Aqui, Maria refere-se à análise do jurista José Afonso da Silva sobre o artigo 5o do texto constitucional, reproduzido anteriormente "Vida,(...), é um processo vital que se instaura com a concepção, transforma-se, progride mantendo sua identidade, até que muda de qualidade, deixando, então, de ser vida para ser morte.(...)Tudo o que interfere em prejuízo deste fluir espontâneo e incessante contraria a vida."
Mas, no mesmo texto, a autora transcreve o seguinte: "Acima de tudo, todavia, é necessário ficar claro, conforme duas frases da juíza Jutta Limbach, ex-presidente da Suprema Corte Alemã que (1) 'A Ciencia do Direito não é competente para responder à questão sobre a partir de quando começa a vida humana' e (2) 'As ciências naturais, em virtude de seu conhecimento, não estão em condições de responder à questão a partir de quando a vida humana deve ser colocada sob a proteção da Constituição'.Cabe apenas cumprir a Constituição(...)"
Aqui cabe uma pergunta de leigo (presente!): o que é a Constituição, no seu sentido mais amplo? Em que medida devemos ficar presos a ela e em que medida ela deve ser ajustada aos novos conhecimentos?
O segundo é o fato de estarmos no Brasil. Infelizmente, já provamos que, muitas vezes, as leis e os mecanismos de regulamentação não têm, na prática, o papel que lhes foram atribuídos. Existe um risco consideravel de perdemos o controle nas questões da comercialização dos embriões e, consequentemente, da sua produção.
Os argumentos da Igreja não me convencem posto estarmos em um Estado laico onde a crença individual deve ser mantida em caráter individual.Sobre isto, na mesma matéria, Dulce Xavier (socióloga e integrante da ONG Católicas pelo direito de decidir), escreve: "Portanto, o debate público que interessa à sociedade não é sobre 'quando começa a vida', mas sobre a imposição de uma determinada visão católica a todo o conjunto de regras que cidadãos devem seguir."
Eu não poderia concordar mais...
Na mesma matéria do Estadão, há uma entrevista (da jornalista Monica Manir) com a psicanalista Debora Seibel. Debora é parceira de uma clínica de fertilização paulistana e, como psicanalista, "acolhe as agruras dos casais que tentam engravidar por meio de métodos artificais".
Vou transpor alguns trechos da entrevista (aqui cabe uma explicação rápida: durante o processo de fertilização, acontece de mais de um embrião ser produzido pelo casal. Quando o casal engravida dos embriões frescos, guarda-se os outros embriões congelados em nitrogenio e o casal paga uma taxa de manutenção para a clínica que, de tempos em tempos, pergunta ao casal que destino deve ser dado a eles):
"Como os casais reagem aos embriões congelados?
(...) A questão é que, quando o casal engravida dos embriões frescos, os congelados passam a ser um problema.
Por que?
Porque o casal não consegue mais pensar neles.(...)Como não pode haver descarte de embriões, a clínica telefona de tempos em tempos para saber se o casal deseja utilizá-los. O mais ouvido é "depois a gente vê o que faz".Os pais estão meio alheios, meio regredidos, pois o processo para chegar à gravidez por meio de fertilização in vitro é uma experiência muito pesada.
Os casais procuram saber onde e em que condições os embriões estão congelados?
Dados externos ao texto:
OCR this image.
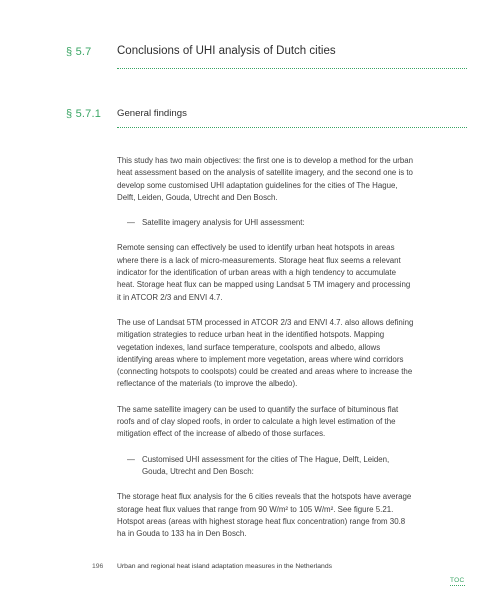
§ 5.7 Conclusions of UHI analysis of Dutch cities
§ 5.7.1 General findings

This study has two main objectives: the first one is to develop a method for the urban heat assessment based on the analysis of satellite imagery, and the second one is to develop some customised UHI adaptation guidelines for the cities of The Hague, Delft, Leiden, Gouda, Utrecht and Den Bosch.

— Satellite imagery analysis for UHI assessment:

Remote sensing can effectively be used to identify urban heat hotspots in areas where there is a lack of micro-measurements. Storage heat flux seems a relevant indicator for the identification of urban areas with a high tendency to accumulate heat. Storage heat flux can be mapped using Landsat 5 TM imagery and processing it in ATCOR 2/3 and ENVI 4.7.

The use of Landsat 5TM processed in ATCOR 2/3 and ENVI 4.7. also allows defining mitigation strategies to reduce urban heat in the identified hotspots. Mapping vegetation indexes, land surface temperature, coolspots and albedo, allows identifying areas where to implement more vegetation, areas where wind corridors (connecting hotspots to coolspots) could be created and areas where to increase the reflectance of the materials (to improve the albedo).

The same satellite imagery can be used to quantify the surface of bituminous flat roofs and of clay sloped roofs, in order to calculate a high level estimation of the mitigation effect of the increase of albedo of those surfaces.

— Customised UHI assessment for the cities of The Hague, Delft, Leiden, Gouda, Utrecht and Den Bosch:

The storage heat flux analysis for the 6 cities reveals that the hotspots have average storage heat flux values that range from 90 W/m² to 105 W/m². See figure 5.21. Hotspot areas (areas with highest storage heat flux concentration) range from 30.8 ha in Gouda to 133 ha in Den Bosch.

196 Urban and regional heat island adaptation measures in the Netherlands
TOC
Alguns sim, mas a maioria não.É como eu lhe disse:estão alienados. A luta que travaram contra a infertilidade foi muito marcante pra eles.(...)Quando o casal engravida, não quer mais tocar no assunto.(...)Ao mesmo tempo, não é inteirado de nada, nem é mesmo convidado a participar dessas discussões sobre o uso de células-tronco embrionárias em pesquisas(...). Não sabem que doar poderia quebrar o arranjo da comodidade."
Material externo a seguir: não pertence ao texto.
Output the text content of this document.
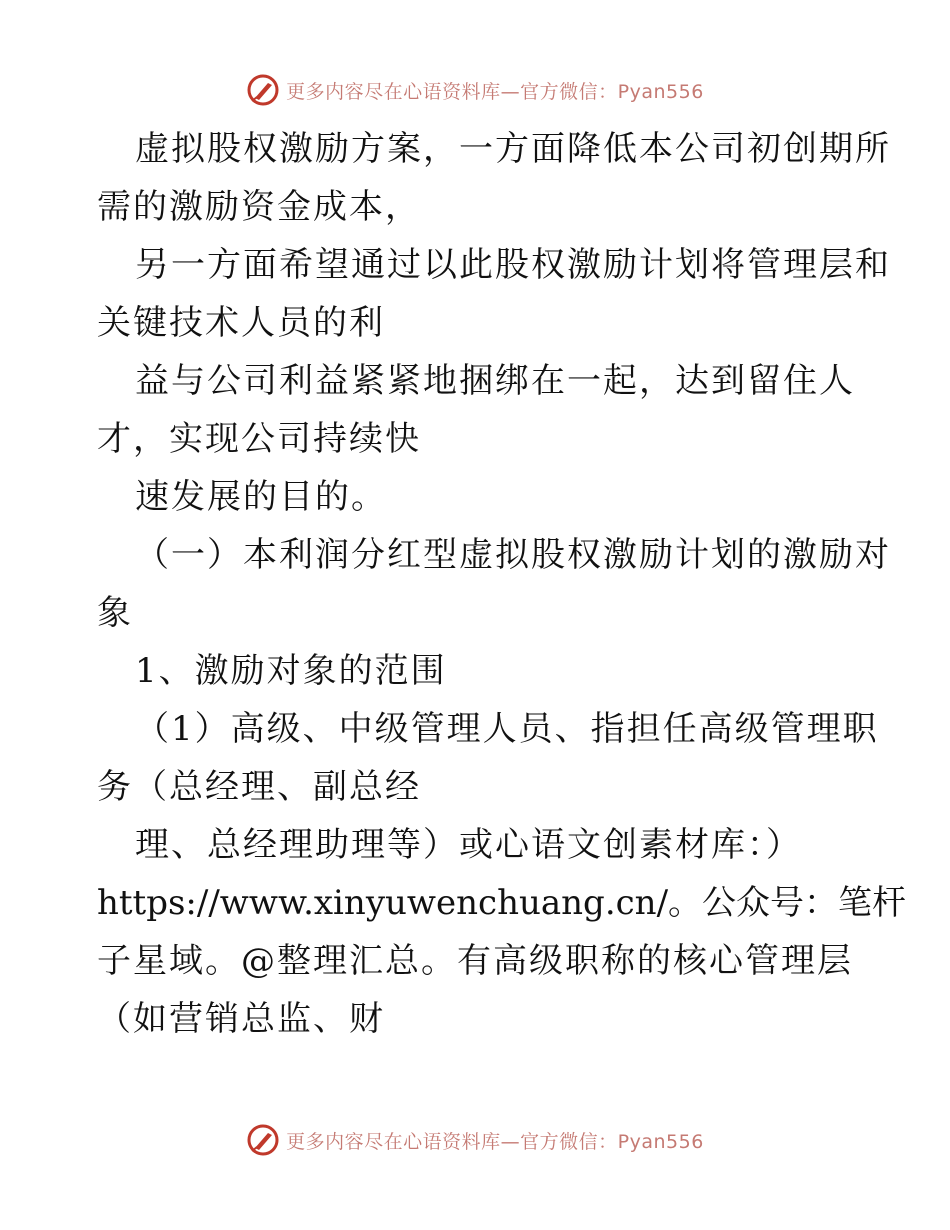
更多内容尽在心语资料库—官方微信：Pyan556
虚拟股权激励方案，一方面降低本公司初创期所
需的激励资金成本，
另一方面希望通过以此股权激励计划将管理层和
关键技术人员的利
益与公司利益紧紧地捆绑在一起，达到留住人
才，实现公司持续快
速发展的目的。
（一）本利润分红型虚拟股权激励计划的激励对
象
1、激励对象的范围
（1）高级、中级管理人员、指担任高级管理职
务（总经理、副总经
理、总经理助理等）或心语文创素材库：）
https://www.xinyuwenchuang.cn/。公众号：笔杆
子星域。@整理汇总。有高级职称的核心管理层
（如营销总监、财
更多内容尽在心语资料库—官方微信：Pyan556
Além disto, quero colocar um outro argumento que talvez seja considerado romântico e ingênuo mas pra mim é importante: é muito difícil alguém que conviva com pessoas portadoras de doenças como distrofia muscular, diabetes ou hepatite não ser bastante tentado a apoiar as pesquisas.
Pelas razões expostas acima, acredito que, mesmo com todas as questões jurídicas (que devem ser avaliadas dentro da nossa estrutura de um Estado de Direito) e os riscos da nossa querida pátria mãe, as pesquisas devem ser continuadas.